Looks like Rebecca has yet to watch the Ghost in the Shell and GiTS: Stand Alone Complex, which explores the topic from legal, military, practical, and existential standpoints.

"You’d just think about what you wanted calculated and your neural implant would do the work for you instantaneously. Or how would you like the entire library of congress stored neatly in your brain where you can access any kind of information you’d ever want instantly just by thinking about. You wonder to yourself, “When was Abraham Lincoln born?” Your symbiote could then theoretically feed the correct answer back to you in what felt as natural as your own thoughts. "

no, it's not quite like this at all. i think youve confused the definition of "computer." i'm a student at uf and have seen a presentation from one of the professors who worked with sanchez. it's not a computer in your brain. it's a small microchip that they hope to get small enough and low powered enough to put underneath the skin and have an electrode to the brain, and the chip emulates neuron signal behavior and either reads info from the neurons or stimulates it to generate a response, essentially to condition a rat (later a human) to do a certain behavioral response).

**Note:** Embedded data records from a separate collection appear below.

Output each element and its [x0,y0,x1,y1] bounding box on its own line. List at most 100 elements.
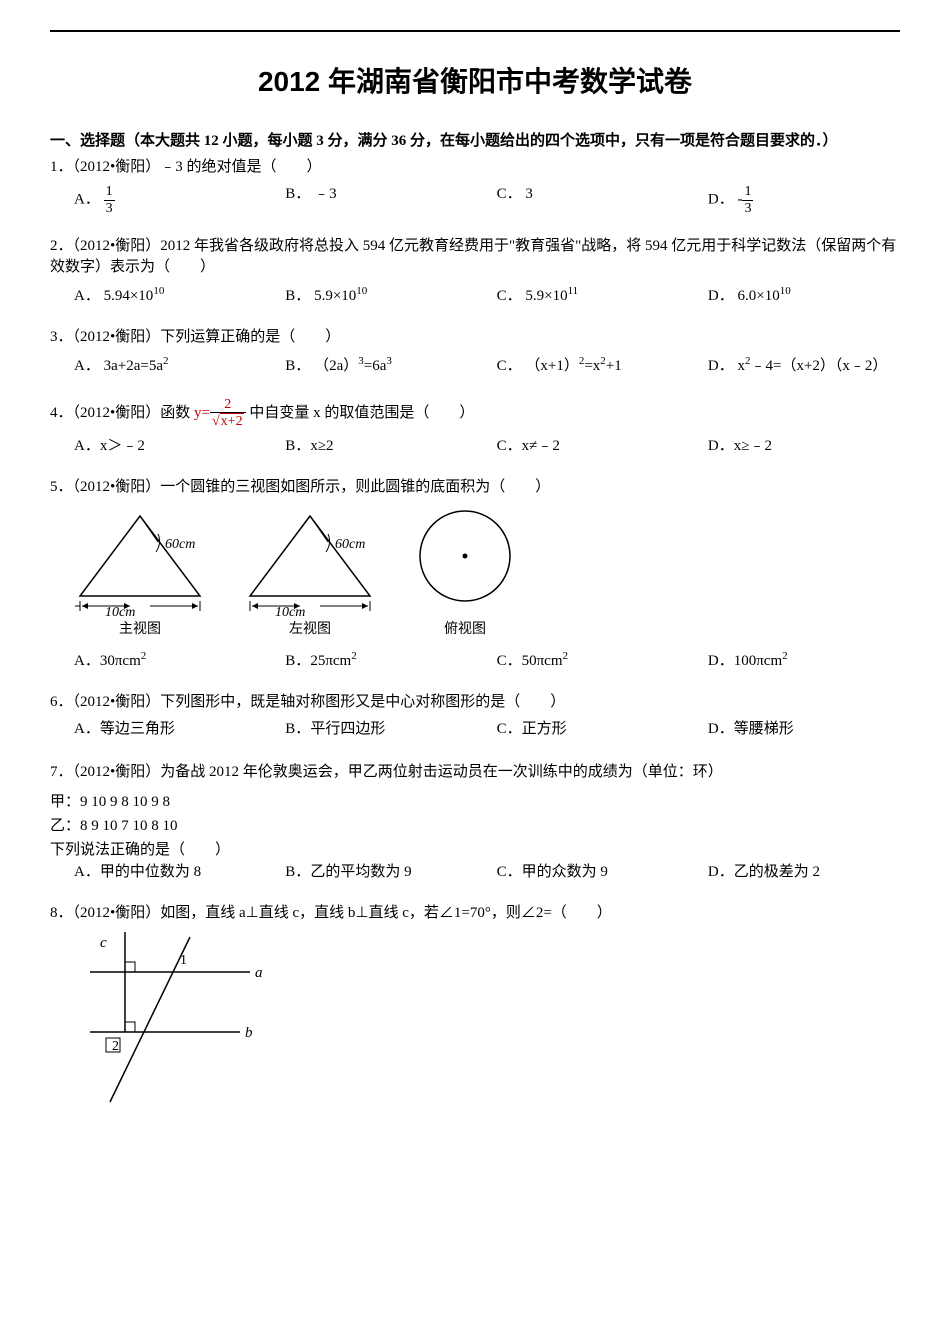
q5-c-exp: 2 [563,650,569,662]
q8-lbl-c: c [100,935,107,951]
q2-a-val: 5.94×10 [104,288,154,304]
q1-a-label: A． [74,192,100,208]
q7-line2: 乙：8 9 10 7 10 8 10 [50,814,900,838]
q7-c-val: 甲的众数为 9 [522,864,608,880]
q3-a-e: 2 [163,355,169,367]
q5-d-exp: 2 [782,650,788,662]
q1-opt-b: B． ﹣3 [285,184,496,216]
q4-sqrt-sym: √ [212,414,220,429]
question-7: 7．（2012•衡阳）为备战 2012 年伦敦奥运会，甲乙两位射击运动员在一次训… [50,760,900,883]
q7-b-val: 乙的平均数为 9 [310,864,411,880]
question-3: 3．（2012•衡阳）下列运算正确的是（ ） A． 3a+2a=5a2 B． （… [50,327,900,377]
q7-a-val: 甲的中位数为 8 [100,864,201,880]
q5-c-val: 50πcm [522,653,563,669]
q8-svg: c a b 1 2 [70,932,270,1112]
q2-c-val: 5.9×10 [525,288,567,304]
q3-a-label: A． [74,358,100,374]
q1-a-den: 3 [104,201,115,216]
q4-opt-a: A．x＞﹣2 [74,436,285,457]
q5-b-label: B． [285,653,310,669]
q6-d-label: D． [708,721,734,737]
q7-opt-c: C．甲的众数为 9 [497,862,708,883]
q4-d-val: x≥﹣2 [734,438,772,454]
q3-c-v1: （x+1） [525,358,578,374]
q5-options: A．30πcm2 B．25πcm2 C．50πcm2 D．100πcm2 [50,649,900,672]
q6-a-val: 等边三角形 [100,721,175,737]
q3-opt-a: A． 3a+2a=5a2 [74,354,285,377]
q7-line3: 下列说法正确的是（ ） [50,838,900,862]
q8-text: 8．（2012•衡阳）如图，直线 a⊥直线 c，直线 b⊥直线 c，若∠1=70… [50,903,900,924]
q4-num: 2 [210,397,246,413]
q5-s-60: 60cm [335,537,365,552]
q3-c-v2: =x [584,358,600,374]
q5-label3: 俯视图 [444,620,486,640]
q1-text: 1．（2012•衡阳）﹣3 的绝对值是（ ） [50,157,900,178]
q3-b-label: B． [285,358,310,374]
q5-a-exp: 2 [141,650,147,662]
q1-options: A． 1 3 B． ﹣3 C． 3 D． - 1 3 [50,184,900,216]
q4-sqrt-arg: x+2 [220,413,244,429]
q6-b-label: B． [285,721,310,737]
q1-d-den: 3 [742,201,753,216]
q4-den: √x+2 [210,413,246,429]
q5-top-view: 俯视图 [410,506,520,640]
q7-options: A．甲的中位数为 8 B．乙的平均数为 9 C．甲的众数为 9 D．乙的极差为 … [50,862,900,883]
q5-front-view: 60cm 10cm 主视图 [70,506,210,640]
q6-opt-d: D．等腰梯形 [708,719,900,740]
q6-text: 6．（2012•衡阳）下列图形中，既是轴对称图形又是中心对称图形的是（ ） [50,692,900,713]
q5-s-10: 10cm [275,605,305,616]
q5-b-val: 25πcm [310,653,351,669]
q5-side-view: 60cm 10cm 左视图 [240,506,380,640]
q2-c-label: C． [497,288,522,304]
q1-a-num: 1 [104,184,115,200]
q3-c-label: C． [497,358,522,374]
q8-lbl-b: b [245,1025,253,1041]
q7-opt-d: D．乙的极差为 2 [708,862,900,883]
q8-figure: c a b 1 2 [70,932,900,1119]
q3-opt-c: C． （x+1）2=x2+1 [497,354,708,377]
q5-a-val: 30πcm [100,653,141,669]
q5-f-60: 60cm [165,537,195,552]
q1-d-num: 1 [742,184,753,200]
q6-opt-c: C．正方形 [497,719,708,740]
q4-b-label: B． [285,438,310,454]
q5-figures: 60cm 10cm 主视图 60cm [70,506,900,640]
q3-opt-d: D． x2﹣4=（x+2）（x﹣2） [708,354,900,377]
q2-b-label: B． [285,288,310,304]
q6-options: A．等边三角形 B．平行四边形 C．正方形 D．等腰梯形 [50,719,900,740]
q7-opt-a: A．甲的中位数为 8 [74,862,285,883]
q7-c-label: C． [497,864,522,880]
q7-lines: 7．（2012•衡阳）为备战 2012 年伦敦奥运会，甲乙两位射击运动员在一次训… [50,760,900,862]
question-4: 4．（2012•衡阳）函数 y= 2 √x+2 中自变量 x 的取值范围是（ ）… [50,397,900,457]
q2-d-val: 6.0×10 [737,288,779,304]
q6-c-label: C． [497,721,522,737]
q2-d-label: D． [708,288,734,304]
section-header: 一、选择题（本大题共 12 小题，每小题 3 分，满分 36 分，在每小题给出的… [50,131,900,152]
q5-b-exp: 2 [351,650,357,662]
q3-options: A． 3a+2a=5a2 B． （2a）3=6a3 C． （x+1）2=x2+1… [50,354,900,377]
q1-d-frac: 1 3 [742,184,753,216]
q7-a-label: A． [74,864,100,880]
q6-c-val: 正方形 [522,721,567,737]
q7-d-label: D． [708,864,734,880]
q2-a-label: A． [74,288,100,304]
q4-a-val: x＞﹣2 [100,438,145,454]
q2-opt-c: C． 5.9×1011 [497,284,708,307]
q3-b-e2: 3 [386,355,392,367]
q3-b-v1: （2a） [314,358,358,374]
q5-d-val: 100πcm [734,653,782,669]
question-1: 1．（2012•衡阳）﹣3 的绝对值是（ ） A． 1 3 B． ﹣3 C． 3… [50,157,900,216]
q3-a-v1: 3a+2a=5a [104,358,163,374]
q4-pre: 4．（2012•衡阳）函数 [50,405,194,421]
question-5: 5．（2012•衡阳）一个圆锥的三视图如图所示，则此圆锥的底面积为（ ） 60c… [50,477,900,673]
q5-c-label: C． [497,653,522,669]
q6-b-val: 平行四边形 [310,721,385,737]
q3-opt-b: B． （2a）3=6a3 [285,354,496,377]
q1-a-frac: 1 3 [104,184,115,216]
q2-opt-b: B． 5.9×1010 [285,284,496,307]
q1-b-val: ﹣3 [314,186,337,202]
q5-text: 5．（2012•衡阳）一个圆锥的三视图如图所示，则此圆锥的底面积为（ ） [50,477,900,498]
q1-c-val: 3 [525,186,533,202]
q6-opt-b: B．平行四边形 [285,719,496,740]
top-rule [50,30,900,32]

what this article talks about is a chip that reads neuron signal output, and emulates the behavior of a neuron (ie, when to fire action potential) and sends signal with the correct stimuli, to act just like a neuron.

the direct application of this would be regenerative neurons, replacing neurons, partial brain implant using chips (thus, bmi), or just an implicit feedback system that conditions your brain to do certain things.

you are far stretching the research and its applications, no it won't be able to "put a dictionary in your brain," there is no ready way to store so much information in a small chip inside your brain, and even less a way to send all these bits to the brain to be "useful," as there are MILLIONS of neurons involved with interpreting information and such a process would require millions of electrodes in your brain - and we don't even know the exact process or where the neurons are. not only that, it could only do that function, the neurons used changing per word or per type of information. not to mention a machine to "read your thoughts," considering all the variation. so, no, we will never reach that type of computing-brain interface.

a more realistic approach would be to create freq waves that your ears might subtly pick up and influence behavior or some bs. all these bmis can do is influence. there will NEVER be a direct computing-brain device. sure it may be all 0s and 1s (although 0s and 1s are completely different in electronics and in neurons, especially considering all the parallelism that's involved, and that we dont know much about neural networks or its modeling, and brain bits involve frequency not amplitude.) but no. it does not smoothly translate.

i would suggest removing the last few paragraphs of garbage in your post.

@John Wood:

I was about to type the same thing. This is all quite old science fiction. I think I read Ghost In The Shell in '95 or so. Especially the last two paragraphs are exactly like GITS.

I can't wait for the future!

also - ask any of the professors, even the directors here at the lab and they'll tell you we're far off from what you're suggesting, we don't even know a smidge of how the brain works, so how will we do that?

if you really want to know more about this research, and the real applications, i'd suggest starting here http://nrg.mbi.ufl.edu/

also http://cnel.ufl.edu/hybrid is involved heavily with this research, they go hand in hand and work together

Cool. I would turn my head into a wireless hotspot.

this wouldnt surprise me. Seems like its something long overdue.

JT
http://www.FireMe.to/udi

If this is the future, then I guess people will completely stop thinking for themselves...

And like GITS would be have to have internal firewalls in our brains to stop the computer or outside intruders from a) hacking our thoughts and downloading our history and actions b) taking over our bodies and c) changing our thinking habits to support someone else's view of what is right and wrong.